The majority of those released — 114 people — were immediately taken out of Belarus, primarily to Ukraine. In recent years, the authorities have systematically applied a practice amounting to forced exile: political prisoners are released but not allowed to remain in the country and are instead forcibly transported abroad. This time, the evacuation route was changed at the last moment, and the Ukrainian side had not been prepared in advance to receive the released individuals. Despite this, Ukrainian authorities quickly mobilized to provide accommodation and assistance.
Among those released is Maria Kolesnikova, one of the leaders of the 2020 protests, who spent 1,808 days in detention. Shortly before her release, she was transferred from a penal colony to a pre-trial detention center. According to Belarusian human rights defenders, Kolesnikova was taken to Ukraine. After her release, she said she felt immense happiness but was thinking of those who remain imprisoned and was waiting for the day when all political prisoners would be able to see and embrace one another.
Viktor Babariko, former head of Belgazprombank and a key challenger to Alyaksandr Lukashenko in the 2020 presidential election, was also released. He was detained two months before the vote. Kolesnikova had served as coordinator of his campaign headquarters and later became one of the most prominent symbols of the protest movement. After the election, both were sentenced to lengthy prison terms and held in incommunicado detention, without contact with the outside world. Maksim Znak, another member of Babariko’s campaign team, sentenced in 2021 to ten years in prison, was also released.

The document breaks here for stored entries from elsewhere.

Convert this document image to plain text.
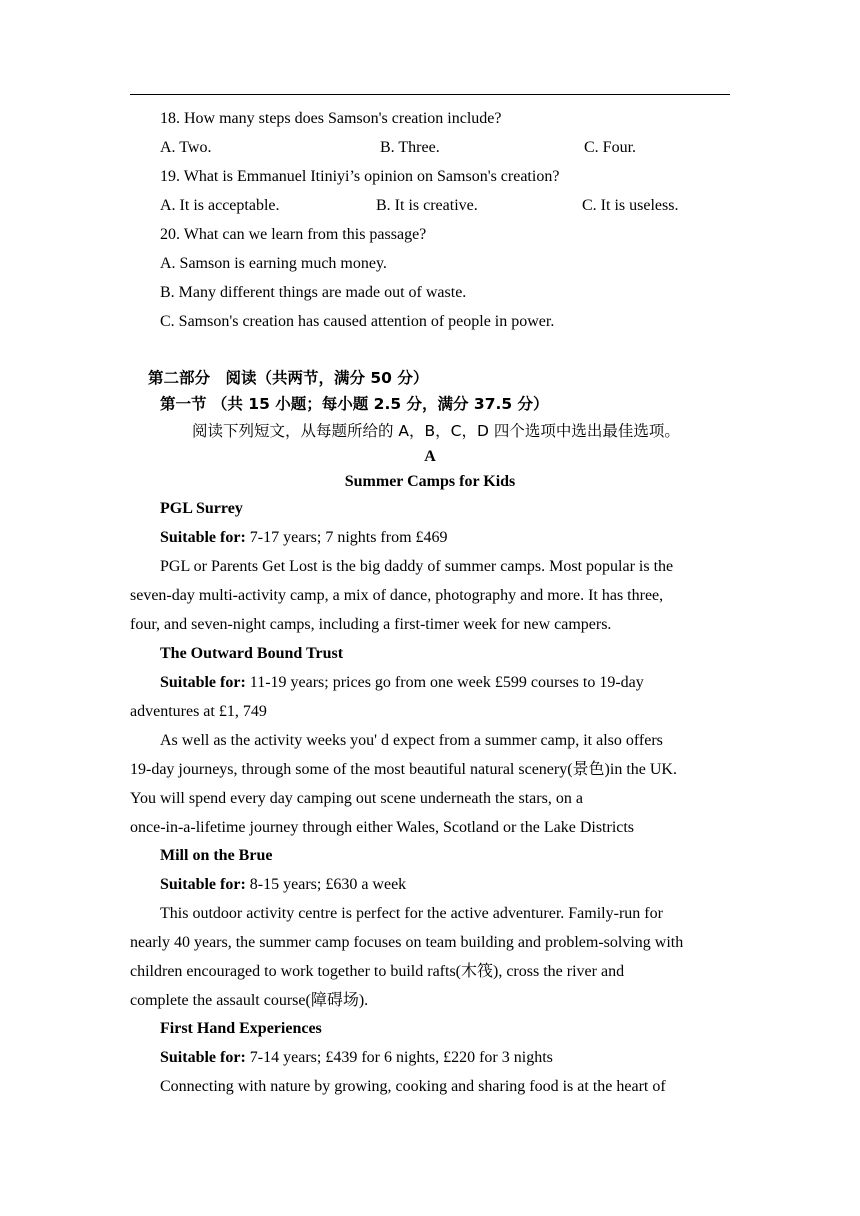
18. How many steps does Samson's creation include?
A. Two.	B. Three.	C. Four.
19. What is Emmanuel Itiniyi’s opinion on Samson's creation?
A. It is acceptable.	B. It is creative.	C. It is useless.
20. What can we learn from this passage?
A. Samson is earning much money.
B. Many different things are made out of waste.
C. Samson's creation has caused attention of people in power.
第二部分　阅读（共两节，满分 50 分）
第一节 （共 15 小题；每小题 2.5 分，满分 37.5 分）
阅读下列短文，从每题所给的 A，B，C，D 四个选项中选出最佳选项。
A
Summer Camps for Kids
PGL Surrey
Suitable for: 7-17 years; 7 nights from £469
PGL or Parents Get Lost is the big daddy of summer camps. Most popular is the
seven-day multi-activity camp, a mix of dance, photography and more. It has three,
four, and seven-night camps, including a first-timer week for new campers.
The Outward Bound Trust
Suitable for: 11-19 years; prices go from one week £599 courses to 19-day
adventures at £1, 749
As well as the activity weeks you' d expect from a summer camp, it also offers
19-day journeys, through some of the most beautiful natural scenery(景色)in the UK.
You will spend every day camping out scene underneath the stars, on a
once-in-a-lifetime journey through either Wales, Scotland or the Lake Districts
Mill on the Brue
Suitable for: 8-15 years; £630 a week
This outdoor activity centre is perfect for the active adventurer. Family-run for
nearly 40 years, the summer camp focuses on team building and problem-solving with
children encouraged to work together to build rafts(木筏), cross the river and
complete the assault course(障碍场).
First Hand Experiences
Suitable for: 7-14 years; £439 for 6 nights, £220 for 3 nights
Connecting with nature by growing, cooking and sharing food is at the heart of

Ales Bialiatski, head of the Belarusian human rights center Viasna and a 2022 Nobel Peace Prize laureate — awarded jointly with Russia’s Memorial and Ukraine’s Center for Civil Liberties — has also been freed. Bialiatski was detained in the summer of 2021 and sentenced to ten years in prison on charges related to supporting the 2020 protests. He received the Nobel Peace Prize while in custody. After his release, he was taken out of Belarus.
Also among those released is Marina Zolotova, editor-in-chief of Tut.by, the country’s largest independent media outlet, which was shut down by the authorities in 2021. She had been sentenced to twelve years in prison. At the same time, Tut.by’s director Liudmila Chekina remains behind bars.
Others released include political analyst Alexander Feduta, opposition politician Pavel Seviarynets, five Ukrainian citizens, as well as citizens of Japan, Lithuania, Latvia and the United States. At the same time, Eduard Babariko, the son of Viktor Babariko, remains imprisoned, as does journalist and leader of the dissolved Union of Poles in Belarus, Andrzej Poczobut.
According to the human rights center Viasna, more than 1,200 political prisoners remain behind bars in Belarus. Since 2020, more than 7,000 people have been convicted in politically motivated criminal cases. Despite the release of some detainees, human rights defenders stress that the repressive system in Belarus remains in place and that releases continue to be selective and driven by political considerations.